All Humans Aren't Created Equal

>> Friday, July 31, 2009


Yesterday, I mentioned that instinct, judgment and decision-making abilities were not equal among all people. Oh, sure, even the least capable minds among us can out analyze and outthink a computer, just by not stumbling over his or her own feet, picking up a straw from the floor, picking out your mother from a crowd when she's turned away.

But a baby knowing when it's her mommy picking her up (and not someone else) isn't the same thing as having a clear instinct or being able to pick the right path with a dearth of data or finding the logical path when confronted with a bevy of conflicting information.

And it's not even as simple as saying, "This person can do it and this person can't." Some people can be brilliant on certain topics or in certain venues and morons in something else. I'll be providing an example on Sunday when I talk about my beloved (and now sadly deceased) uncle who passed away this past Monday. Someone brilliant with, say, interior design, might be helpless in a life-threatening crisis. Someone able to do complex and mind-bending quantum physics might never be able to balance her checkbook. Someone with a gift for financial finagling might get hopelessly lost in their own neighborhood.

The key is, of course, to put people in those venues where they can make the most of their strengths (and that's, of course, a specialty in and of itself), finding the right people for the job, but also, honing those very skills they have and shoring up weaknesses.

The original article I cited was all about experience and how some people had a better "instinct" than others.
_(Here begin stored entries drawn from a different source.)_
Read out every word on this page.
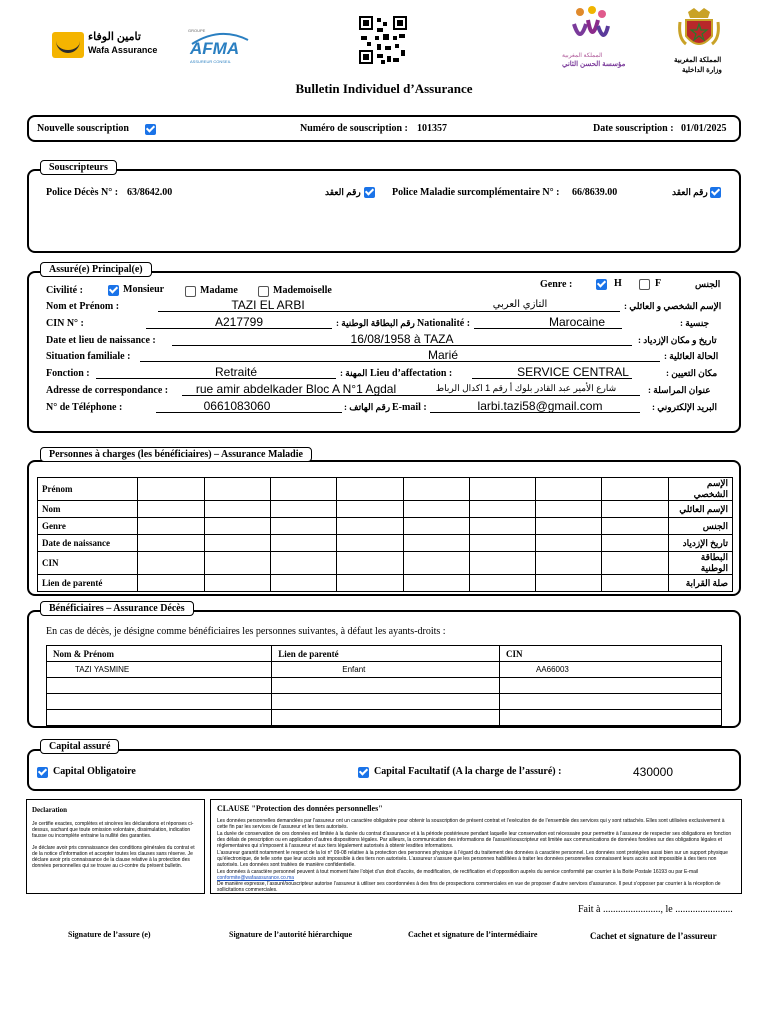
تامين الوفاء
Wafa Assurance
GROUPE
AFMA
ASSUREUR CONSEIL
المملكة المغربية
مؤسسة الحسن الثاني
المملكة المغربية
وزارة الداخلية
Bulletin Individuel d’Assurance
Nouvelle souscription	Numéro de souscription : 101357	Date souscription : 01/01/2025
Souscripteurs
Police Décès N° : 63/8642.00	رقم العقد	Police Maladie surcomplémentaire N° : 66/8639.00	رقم العقد
Assuré(e) Principal(e)
Civilité :	Monsieur	Madame	Mademoiselle
Genre :	H	F	الجنس
Nom et Prénom :	TAZI EL ARBI	التازي العربي	الإسم الشخصي و العائلي :
CIN N° :	A217799	رقم البطاقة الوطنية : Nationalité :	Marocaine	جنسية :
Date et lieu de naissance :	16/08/1958 à TAZA	تاريخ و مكان الإزدياد :
Situation familiale :	Marié	الحالة العائلية :
Fonction :	Retraité	المهنة : Lieu d’affectation :	SERVICE CENTRAL	مكان التعيين :
Adresse de correspondance :	rue amir abdelkader Bloc A N°1 Agdal	شارع الأمير عبد القادر بلوك أ رقم 1 اكدال الرباط	عنوان المراسلة :
N° de Téléphone :	0661083060	رقم الهاتف : E-mail :	larbi.tazi58@gmail.com	البريد الإلكتروني :
Personnes à charges (les bénéficiaires) – Assurance Maladie
Prénom									الإسم الشخصي
Nom									الإسم العائلي
Genre									الجنس
Date de naissance									تاريخ الإزدياد
CIN									البطاقة الوطنية
Lien de parenté									صلة القرابة
Bénéficiaires – Assurance Décès
En cas de décès, je désigne comme bénéficiaires les personnes suivantes, à défaut les ayants-droits :
Nom & Prénom	Lien de parenté	CIN
TAZI YASMINE	Enfant	AA66003

Capital assuré
Capital Obligatoire	Capital Facultatif (A la charge de l’assuré) :	430000
Declaration
Je certifie exactes, complètes et sincères les déclarations et réponses ci-dessus, sachant que toute omission volontaire, dissimulation, indication fausse ou incomplète entraine la nullité des garanties.
Je déclare avoir pris connaissance des conditions générales du contrat et de la notice d’information et accepter toutes les clauses sans réserve. Je déclare avoir pris connaissance de la clause relative à la protection des données personnelles qui se trouve au ci-contre du présent bulletin.
CLAUSE "Protection des données personnelles"
Les données personnelles demandées par l’assureur ont un caractère obligatoire pour obtenir la souscription de présent contrat et l’exécution de de l’ensemble des services qui y sont rattachés. Elles sont utilisées exclusivement à cette fin par les services de l’assureur et les tiers autorisés.
La durée de conservation de ces données est limitée à la durée du contrat d’assurance et à la période postérieure pendant laquelle leur conservation est nécessaire pour permettre à l’assureur de respecter ses obligations en fonction des délais de prescription ou en application d’autres dispositions légales. Par ailleurs, la communication des informations de l’assuré/souscripteur est limitée aux communications de données fondées sur des obligations légales et réglementaires qui s’imposent à l’assureur et aux tiers légalement autorisés à obtenir lesdites informations.
L’assureur garantit notamment le respect de la loi n° 09-08 relative à la protection des personnes physique à l’égard du traitement des données à caractère personnel. Les données sont protégées aussi bien sur un support physique qu’électronique, de telle sorte que leur accès soit impossible à des tiers non autorisés. L’assureur s’assure que les personnes habilitées à traiter les données personnelles connaissent leurs accès soit impossible à des tiers non autorisés. Les données sont traitées de manière confidentielle.
Les données à caractère personnel peuvent à tout moment faire l’objet d’un droit d’accès, de modification, de rectification et d’opposition auprès du service conformité par courrier à la Boite Postale 16193 ou par E-mail
conformite@wafaassurance.co.ma
De manière expresse, l’assuré/souscripteur autorise l’assureur à utiliser ses coordonnées à des fins de prospections commerciales en vue de proposer d’autre services d’assurance. Il peut s’opposer par courrier à la réception de sollicitations commerciales.
Fait à ......................., le .......................
Signature de l’assure (e)	Signature de l’autorité hiérarchique	Cachet et signature de l’intermédiaire	Cachet et signature de l’assureur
I think that's true for many of these specialties. I personally think that's always been one of NASA's strengths, finding exceptional people to venture into space. I've met more than my fair share of them. They are hard working, sharp and innovative people, just the kind of people best suited to wander into the dangerous unknown.
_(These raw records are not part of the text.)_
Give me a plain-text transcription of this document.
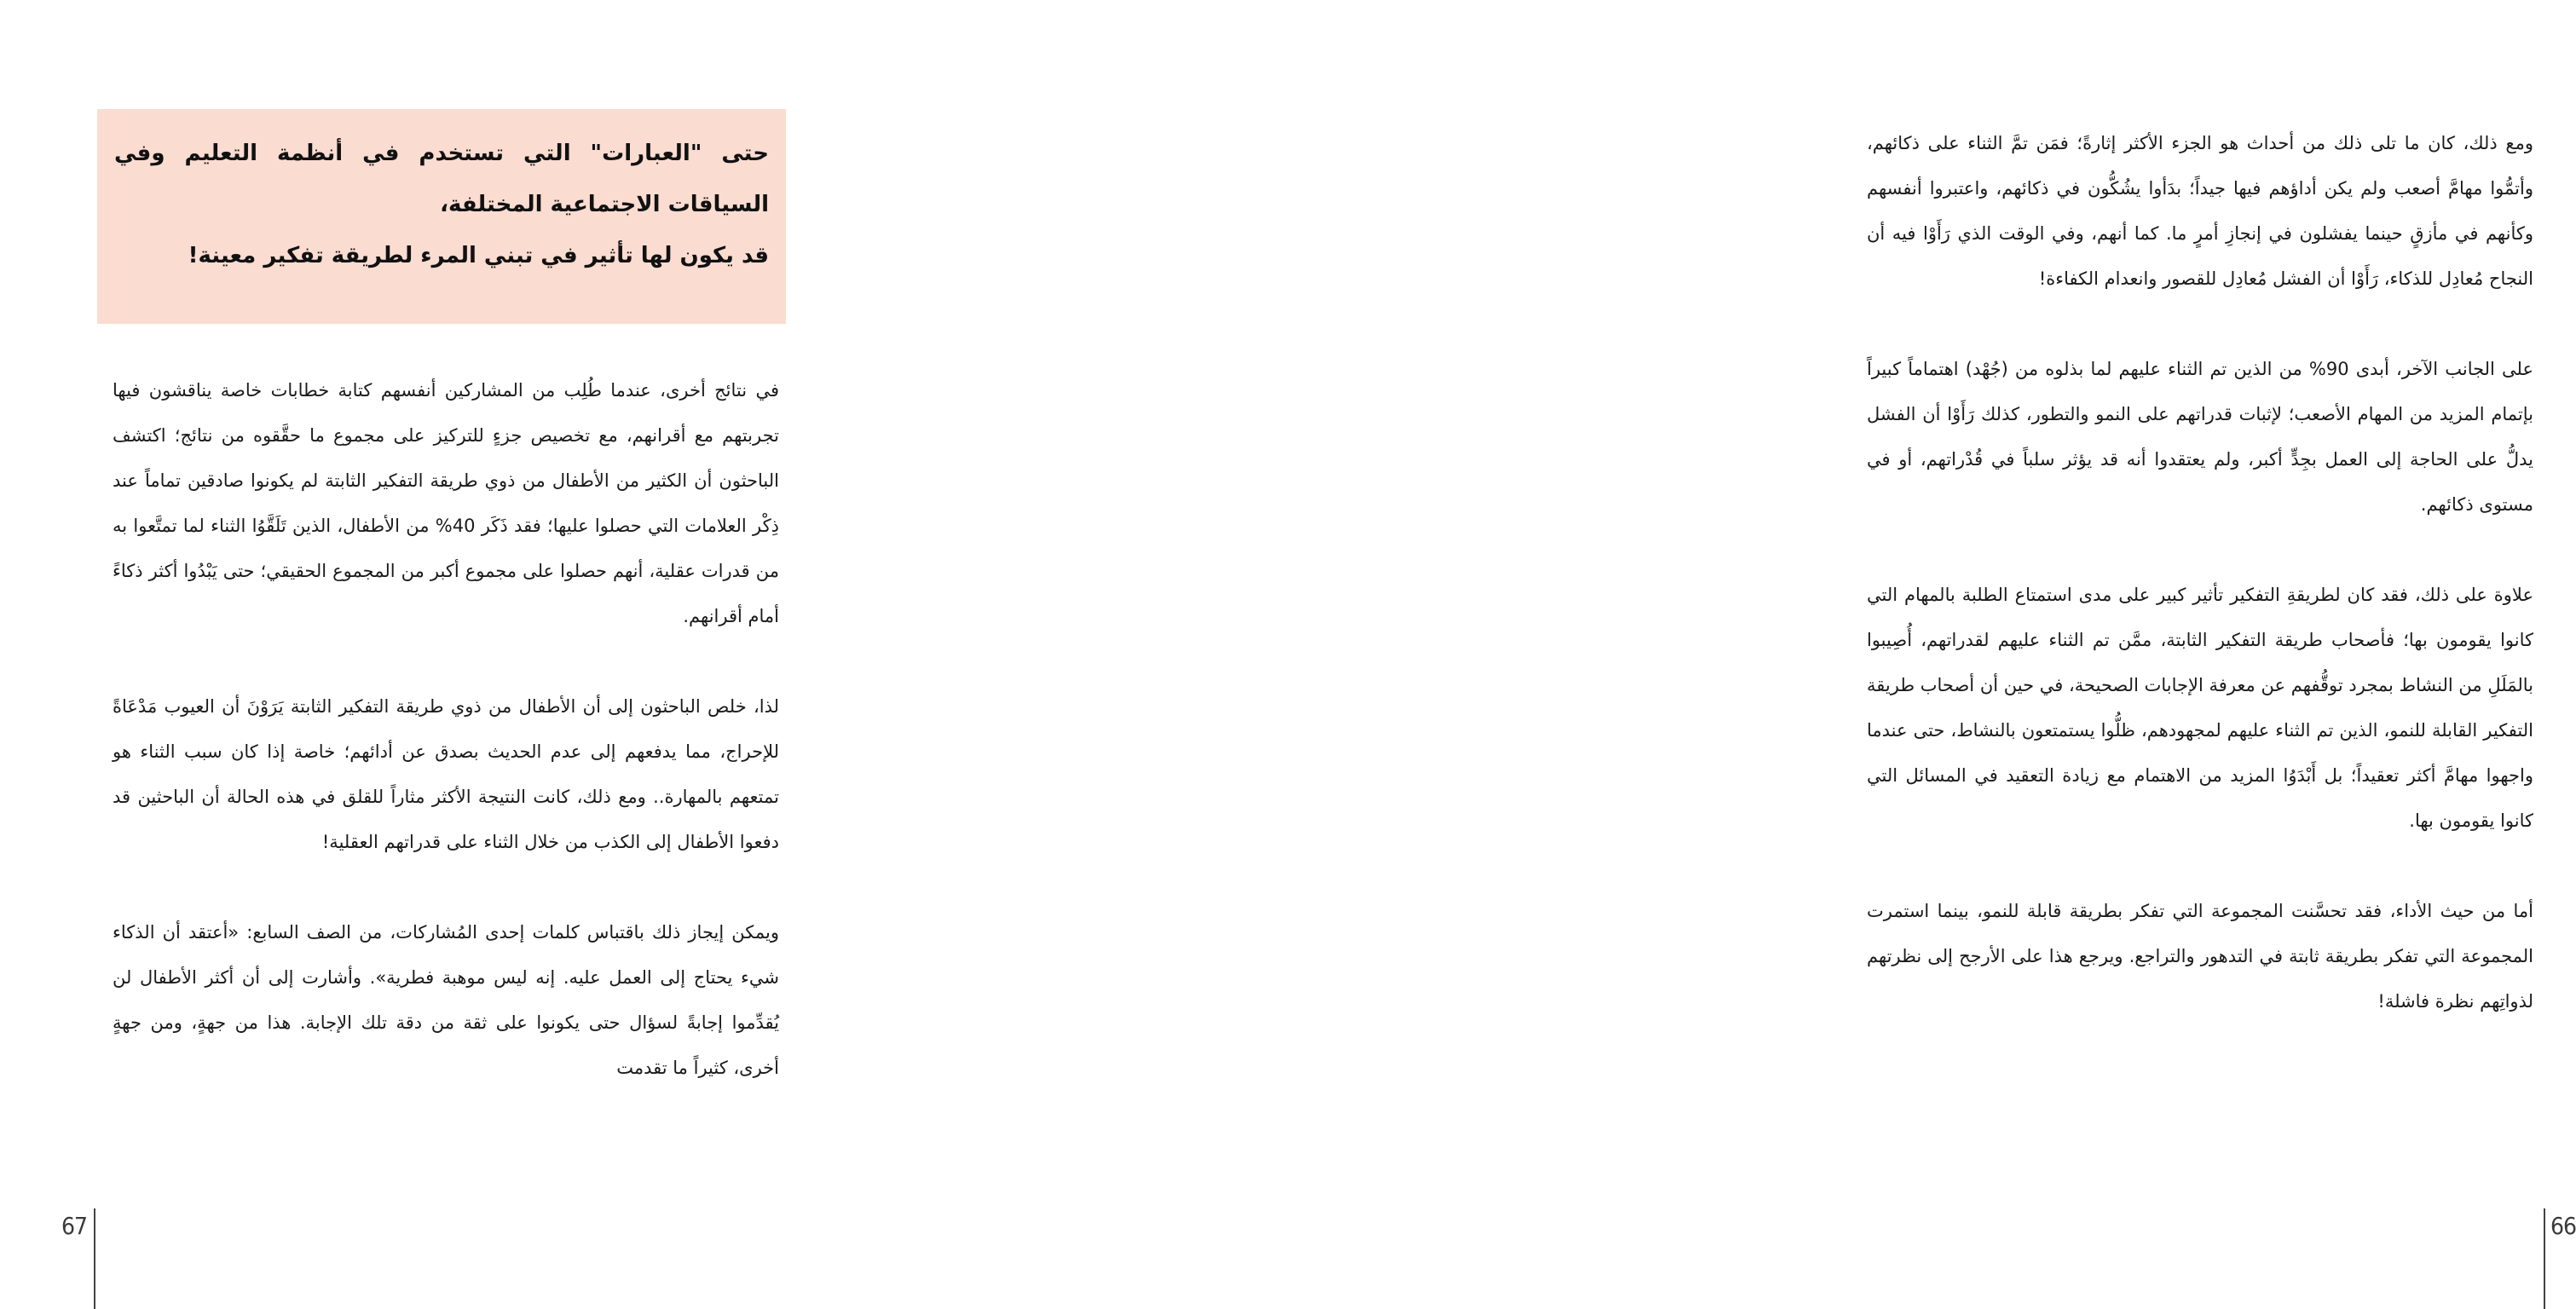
حتى "العبارات" التي تستخدم في أنظمة التعليم وفي السياقات الاجتماعية المختلفة،

قد يكون لها تأثير في تبني المرء لطريقة تفكير معينة!

في نتائج أخرى، عندما طُلِب من المشاركين أنفسهم كتابة خطابات خاصة يناقشون فيها تجربتهم مع أقرانهم، مع تخصيص جزءٍ للتركيز على مجموع ما حقَّقوه من نتائج؛ اكتشف الباحثون أن الكثير من الأطفال من ذوي طريقة التفكير الثابتة لم يكونوا صادقين تماماً عند ذِكْر العلامات التي حصلوا عليها؛ فقد ذَكَر 40% من الأطفال، الذين تَلَقَّوُا الثناء لما تمتَّعوا به من قدرات عقلية، أنهم حصلوا على مجموع أكبر من المجموع الحقيقي؛ حتى يَبْدُوا أكثر ذكاءً أمام أقرانهم.

لذا، خلص الباحثون إلى أن الأطفال من ذوي طريقة التفكير الثابتة يَرَوْنَ أن العيوب مَدْعَاةً للإحراج، مما يدفعهم إلى عدم الحديث بصدق عن أدائهم؛ خاصة إذا كان سبب الثناء هو تمتعهم بالمهارة.. ومع ذلك، كانت النتيجة الأكثر مثاراً للقلق في هذه الحالة أن الباحثين قد دفعوا الأطفال إلى الكذب من خلال الثناء على قدراتهم العقلية!

ويمكن إيجاز ذلك باقتباس كلمات إحدى المُشاركات، من الصف السابع: «أعتقد أن الذكاء شيء يحتاج إلى العمل عليه. إنه ليس موهبة فطرية». وأشارت إلى أن أكثر الأطفال لن يُقدِّموا إجابةً لسؤال حتى يكونوا على ثقة من دقة تلك الإجابة. هذا من جهةٍ، ومن جهةٍ أخرى، كثيراً ما تقدمت

67

ومع ذلك، كان ما تلى ذلك من أحداث هو الجزء الأكثر إثارةً؛ فمَن تمَّ الثناء على ذكائهم، وأتمُّوا مهامَّ أصعب ولم يكن أداؤهم فيها جيداً؛ بدَأوا يشُكُّون في ذكائهم، واعتبروا أنفسهم وكأنهم في مأزقٍ حينما يفشلون في إنجازِ أمرٍ ما. كما أنهم، وفي الوقت الذي رَأَوْا فيه أن النجاح مُعادِل للذكاء، رَأَوْا أن الفشل مُعادِل للقصور وانعدام الكفاءة!

على الجانب الآخر، أبدى 90% من الذين تم الثناء عليهم لما بذلوه من (جُهْد) اهتماماً كبيراً بإتمام المزيد من المهام الأصعب؛ لإثبات قدراتهم على النمو والتطور، كذلك رَأَوْا أن الفشل يدلُّ على الحاجة إلى العمل بجِدٍّ أكبر، ولم يعتقدوا أنه قد يؤثر سلباً في قُدْراتهم، أو في مستوى ذكائهم.

علاوة على ذلك، فقد كان لطريقةِ التفكير تأثير كبير على مدى استمتاع الطلبة بالمهام التي كانوا يقومون بها؛ فأصحاب طريقة التفكير الثابتة، ممَّن تم الثناء عليهم لقدراتهم، أُصِيبوا بالمَلَلِ من النشاط بمجرد توقُّفهم عن معرفة الإجابات الصحيحة، في حين أن أصحاب طريقة التفكير القابلة للنمو، الذين تم الثناء عليهم لمجهودهم، ظلُّوا يستمتعون بالنشاط، حتى عندما واجهوا مهامَّ أكثر تعقيداً؛ بل أَبْدَوُا المزيد من الاهتمام مع زيادة التعقيد في المسائل التي كانوا يقومون بها.

أما من حيث الأداء، فقد تحسَّنت المجموعة التي تفكر بطريقة قابلة للنمو، بينما استمرت المجموعة التي تفكر بطريقة ثابتة في التدهور والتراجع. ويرجع هذا على الأرجح إلى نظرتهم لذواتِهم نظرة فاشلة!

66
But just as most of us have our mental niches, our talents that make something out of nothing, we almost all (if not all) have our blindnesses, our Achilles' heels, our subjects where our brains remain in neutral. If we're smart, we look for those weaknesses and do our best to compensate for them.

Unfortunately, for many apparently, looking at themselves critically is beyond them.

7 comments:

  • Roy
     

    Yup! I agree totally. This is the same thing I say to the New Age, Oprah-addicted "you can do anything you want if you just BELIEVE you can!" crowd. I addressed this recently on Gather, in fact; an article called A Realistic View of "Talent". Our strengths and weaknesses define our parameters; that's the beauty of human diversity. It's always good to see other people think this way as well.

  • Stephanie Barr
     

    I'll check it out, Roy.

    Talent is a useful thing. It may not be enough, actually, and skill may also need to be developed, but a skill in an area you are already talented in leads to Michaelangelo and Strativarius. Pursuing skills when you are without talent gets you frustration and unending mediocrity, forgotten in the next generation.

  • The Mother
     

    This is one of my major beefs about our society. Our "equality" bent has gone so far overboard that we are wasting resources on stupid crap (like wheelchair ramps up into areas that aren't navigable by wheelchairs, anyway, just because the ADA says you have to).

    Public education needs to get a grip on this--dumbing down everyone so that the whole class makes it through is appalling. Even in districts that have "gifted" education, it's not enough to help the best and the brightest get as much out of it as they can.

    Perhaps we should go back to the days when the least apt students were steered into vocational schools. Use the resources we have, to the best of our ability.

  • Bob Johnson
     

    We are not created all the same, like you said we all have our special talents, that's what is good and bad in life, we have to find our strengths and know our limitations and appreciate the good and bad in others, everyone is beautiful in their own way.

  • American Idiot
     

    Self awareness seems to be lacky in a majority of people. I have been analyzing myself for years, and even when I come to realize weaknesses in myself, others try to tell me it's not true. (and I know its out of habit of trying to tell someone positive about themselves, even if it isn't true.)

    It's sad, really. I think if people took a harder look at themselves they would probably themselves happier in the long run.

    Thanks for the post.

  • Relax Max
     

    So... you think EVERYONE has faults and shortcomings?